Research


Interests: Reinforcement Learning, Continual learning, Deep learning.

My research objective is to understand the computational principles underlying intelligent decision-making. To this end, most of my research is in reinforcement learning (RL). In the past I have done projects in a variety of settings including: deep RL, inverse RL, goal-conditioned RL, game-theoretic online learning for sequential decision-making, temporal abstraction, and RL for language model reasoning.

Talks | Code

Talks

  • Recent Insights in Value-based Deep Reinforcement Learning (Slides) | (Video)
    Amii AI Seminar surveying the Policy Churn, The Tandem effect, and the curse of diversity.

  • Revisiting Overestimation in Value-based Deep Reinforcement Learning (Slides) | (Video)
    Amii AI Seminar on a preliminary version of Deep Double Q-learning. Includes a tutorial on value overestimation.

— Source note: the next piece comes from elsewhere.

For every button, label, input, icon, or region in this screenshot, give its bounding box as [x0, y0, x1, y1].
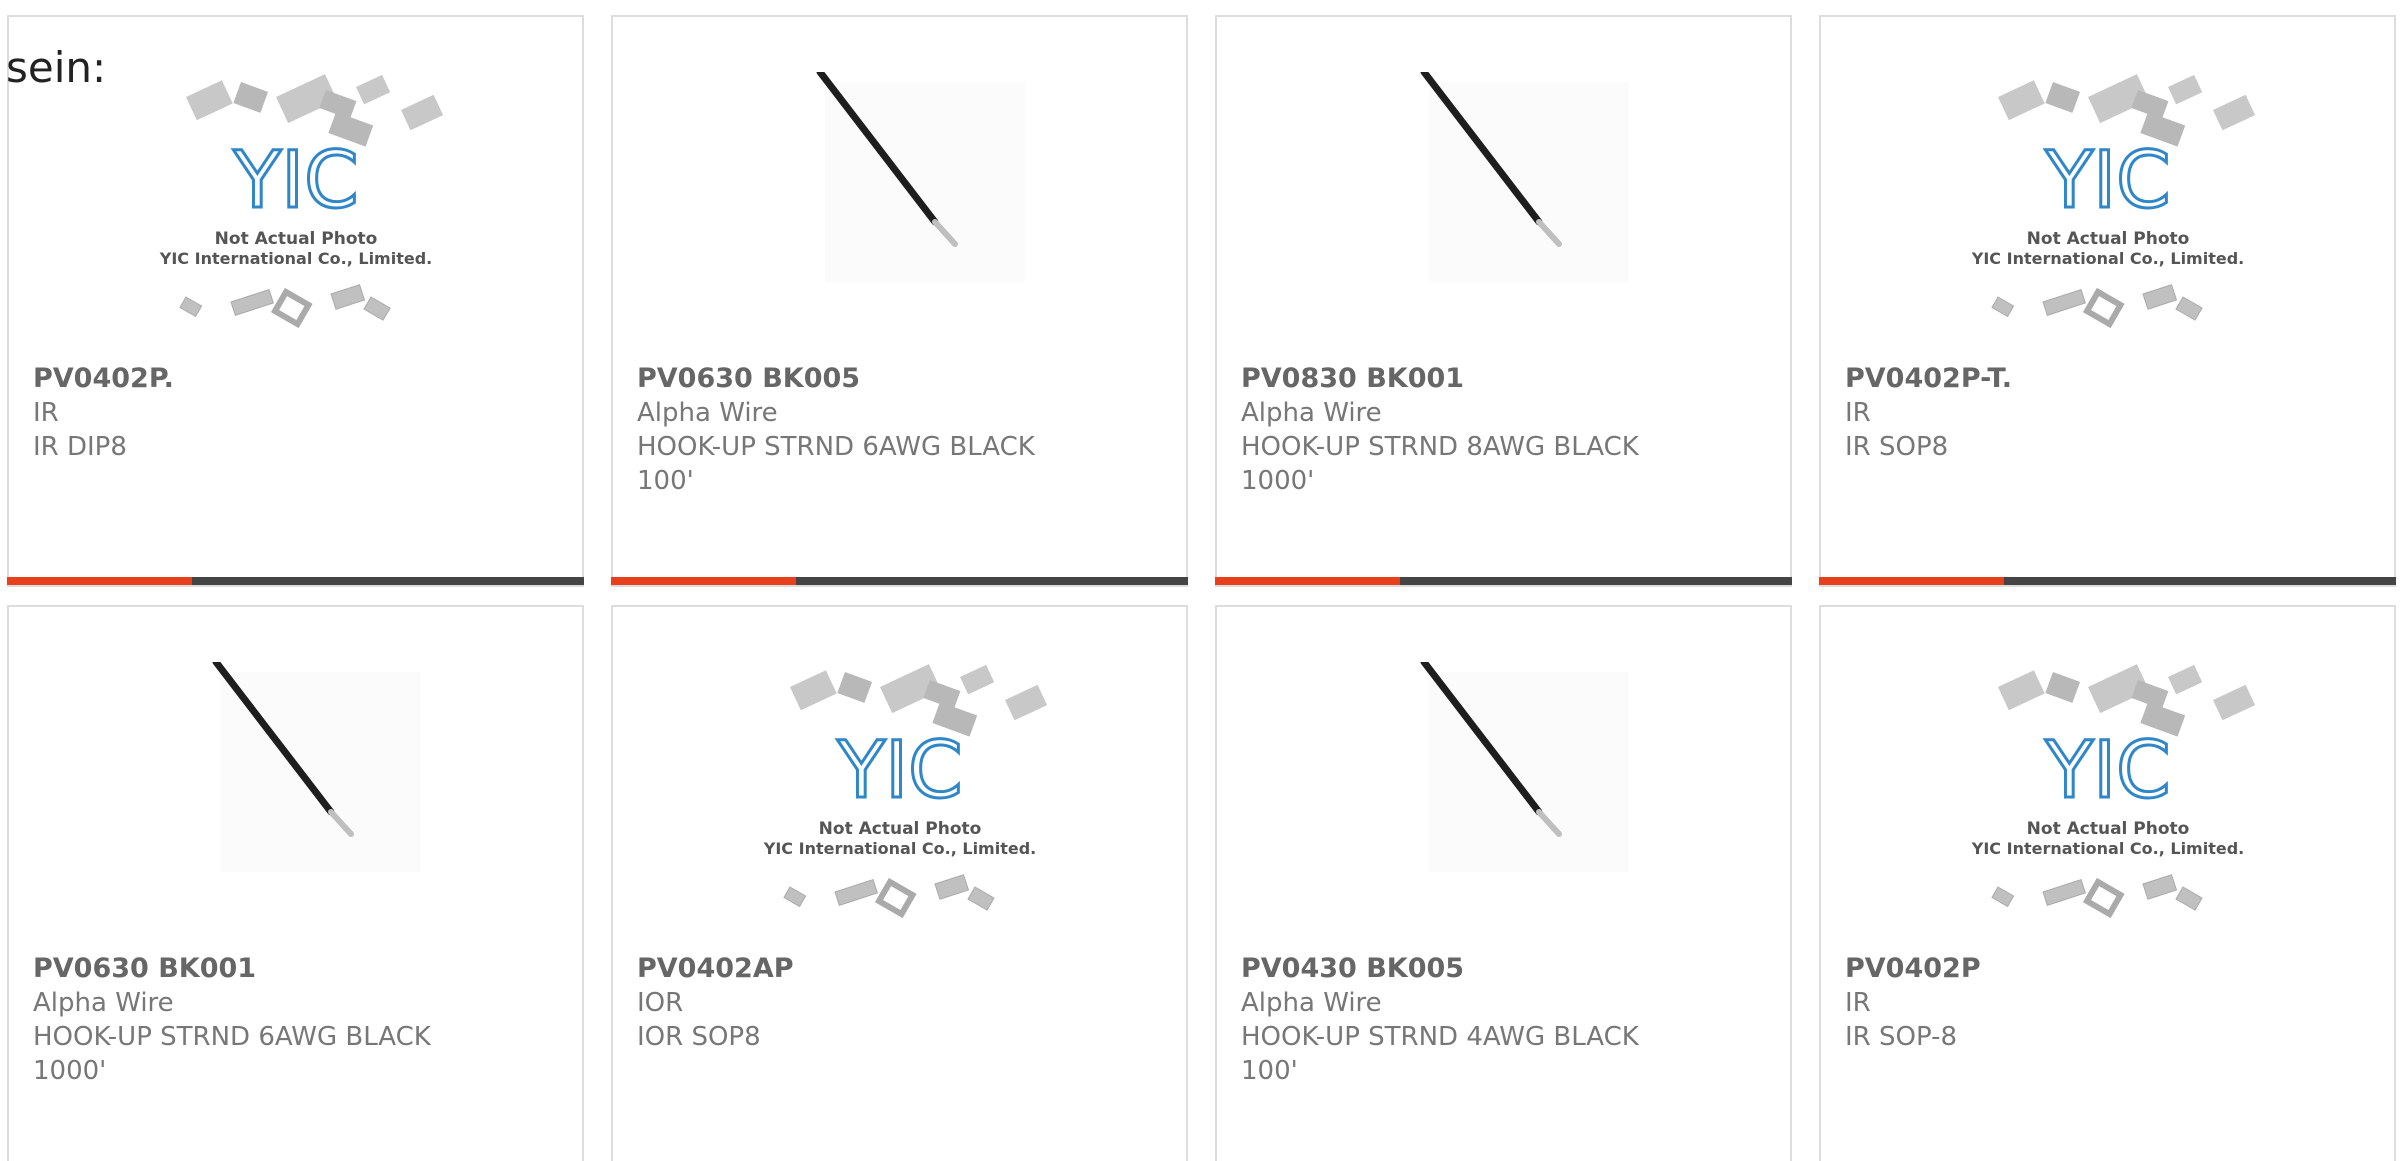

  • Trajectory-Ranked Reward Extrapolation (Slides )
    Internal talk I gave on our ICML 2019 work at Preferred Networks.

  • Deterministic Implementations for Reproducibility in Deep Reinforcement Learning (Slides)
    Talk given at the AAAI 2019 Workshop on Reproducibility in AI for our paper.

Code

  • PFRL
    PFRL is a PyTorch deep reinforcement learning library. Part of my work at Preferred Networks was devoted to developing algorithms and infrastructure for PFRL.
  • Table-RL
    Table-rl is a library for tabular reinforcement learning in Python.
  • MAML
    A PyTorch implementation of Model Agnostic Meta Learning (MAML) on the Sinusoid task.
  • Atari Behavioral Cloning
    A Behavioral cloning implementation on Atari. This was adapted for our T-REX paper and modeled after DQfD's Behavioral cloning.
  • Bayesian Inverse RL
    A basic implementation of Bayesian Inverse Reinforcement Learning.